Surfactant Partitioning in Nanoemulsions.

Abstract

Using a fractionated silicone oil-in-water nanoemulsion (NEM), which has a high ratio of surface area-to-volume, we investigate surfactant partitioning between the bulk continuous phase and the adsorbed interfacial phase. By adjusting the droplet volume fraction of this fractionated NEM and by using gravimetric and electrical conductivity methods, we measure the bulk and the surface concentrations of an ionic surfactant (sodium dodecyl sulfate, SDS), thereby obtaining a raw adsorption isotherm of SDS on the interfaces of the nanodroplets. To overcome significant uncertainties in the total surface area of this nanoemulsion, we have also measured the macroscopic interfacial tension (IFT) of silicone oil in contact with aqueous SDS solutions using the du Noüy ring method.
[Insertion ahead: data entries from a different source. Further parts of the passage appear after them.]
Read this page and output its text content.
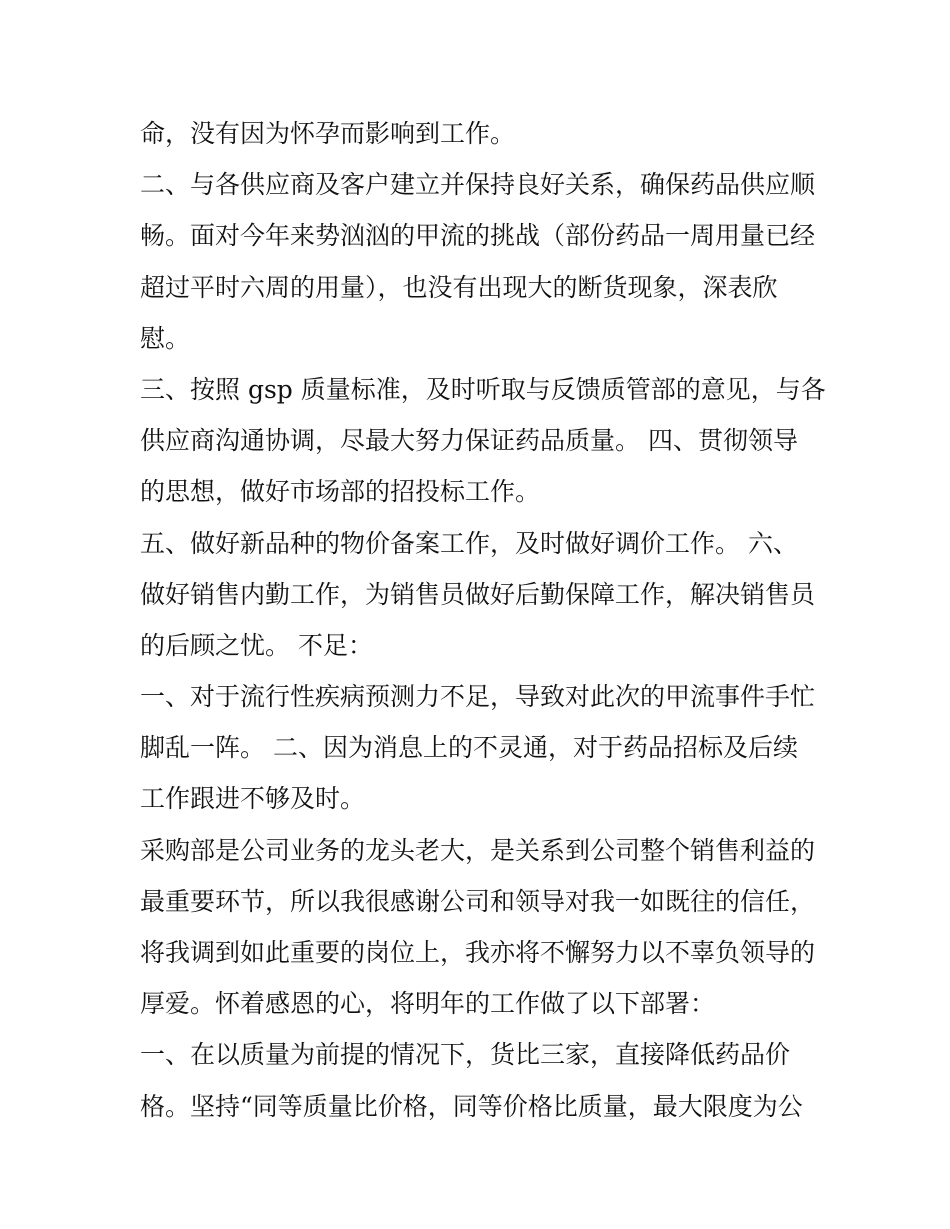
命，没有因为怀孕而影响到工作。
二、与各供应商及客户建立并保持良好关系，确保药品供应顺
畅。面对今年来势汹汹的甲流的挑战（部份药品一周用量已经
超过平时六周的用量），也没有出现大的断货现象，深表欣
慰。
三、按照 gsp 质量标准，及时听取与反馈质管部的意见，与各
供应商沟通协调，尽最大努力保证药品质量。 四、贯彻领导
的思想，做好市场部的招投标工作。
五、做好新品种的物价备案工作，及时做好调价工作。 六、
做好销售内勤工作，为销售员做好后勤保障工作，解决销售员
的后顾之忧。 不足：
一、对于流行性疾病预测力不足，导致对此次的甲流事件手忙
脚乱一阵。 二、因为消息上的不灵通，对于药品招标及后续
工作跟进不够及时。
采购部是公司业务的龙头老大，是关系到公司整个销售利益的
最重要环节，所以我很感谢公司和领导对我一如既往的信任，
将我调到如此重要的岗位上，我亦将不懈努力以不辜负领导的
厚爱。怀着感恩的心，将明年的工作做了以下部署：
一、在以质量为前提的情况下，货比三家，直接降低药品价
格。坚持“同等质量比价格，同等价格比质量，最大限度为公
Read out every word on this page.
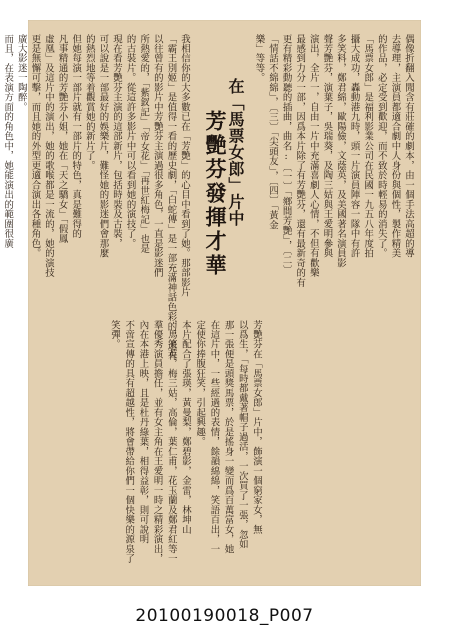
在「馬票女郎」片中
芳艷芬發揮才華	偶像折翻入聞含有莊確的劇本，由一個手法高超的導
去導理，主演員都適合劇中人身份與個性，製作精美
的作品，必定受到歡迎，而不致於時輕易的消失了。
「馬票女郎」是福利影業公司在民國一九五八年度拍
攝大成功，轟動港九時，頭一片演員陣容一隊中有許
多笑料，鄭君綿，歐陽儉，文蔭英，及美國著名演員影
聲芳艷芬，演葉子，吳瑞葵，及陶三姑與王愛明參與
演出，全片一，自由一片中充滿喜劇人心情，不但有歡樂
最感到力分一部，因爲本片除了有芳艷芬，還有最新奇的有
更有精彩動聽的插曲，曲名:〔一〕「鄉間芳艷」，〔二〕
「情話不綿綿」，〔三〕「尖頭友」，〔四〕「黃金
樂」等等。
芳艷芬在「馬票女郎」片中，飾演一個窮家女，無
以爲生，「每時都戴著帽子過活，一次買了一張，忽如
那一張便是頭獎馬票，於是搖身一變而爲百萬富女，她
在這片中，一些經過的表情，餘韻綿綿，笑語百出，一
定使你捧腹狂笑，引起興趣。
本片配合了張瑛，黃曼梨，鄭碧影，金雷，林坤山
，馬笑英，梅三姑，高倫，葉仁甫，花玉蘭及鄭君紅等一
羣優秀演員擔任，並有女主角在王愛明一時之精彩演出，
內在本港上映，且是杜丹綠葉，相得益彰，則可說明
不啻宣傳的具有超越性，將會帶給你們一個快樂的源泉了
笑彈。
我相信你的大多數已在「芳艷」的心目中看到了她。那部影片
「霸王別姬」是值得一看的歷史劇，「白蛇傳」是一部充滿神話色彩的，還有
以往曾有的影片中芳艷芬主演過很多角色，一直是影迷們
所熱愛的，「紫釵記」「帝女花」「再世紅梅記」也是
的古裝片。從這許多影片中可以看到她的演技了。
現在看芳艷芬主演的這部新片，包括時裝及古裝，
可以說是一部最好的娛樂片，難怪她的影迷們會那麼
的熱烈地等着觀賞她的新片了。
但她每演一部片就有一部片的特色，真是難得的
凡事精通的芳艷芬小姐，她在「天之驕女」「假鳳
虛凰」及這片中的演出，她的歌喉都是一流的，她的演技
更是無懈可擊，而且她的外型更適合演出各種角色。
廣大影迷一陶醉。
而且，在表演方面的角色中，她能演出的範圍很廣
20100190018_P007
We then scale the surface concentration of this raw isotherm using an appropriate Gibbs derivative based on the IFT measurement, yielding an adjusted isotherm. We show that this adjusted isotherm can be described using a simple Langmuir equation. In addition, we show that a significant and non-negligible percentage of surfactant typically partitions to nanodroplet interfaces after high-flow-rate emulsification (HFRE) has transformed a microscale premix emulsion into a NEM. We develop a model for predicting the final bulk surfactant concentration after HFRE given the initial bulk surfactant concentration before HFRE. We show that this model can be used to predict trends for surfactant partitioning in polydisperse nanoemulsions after HFRE.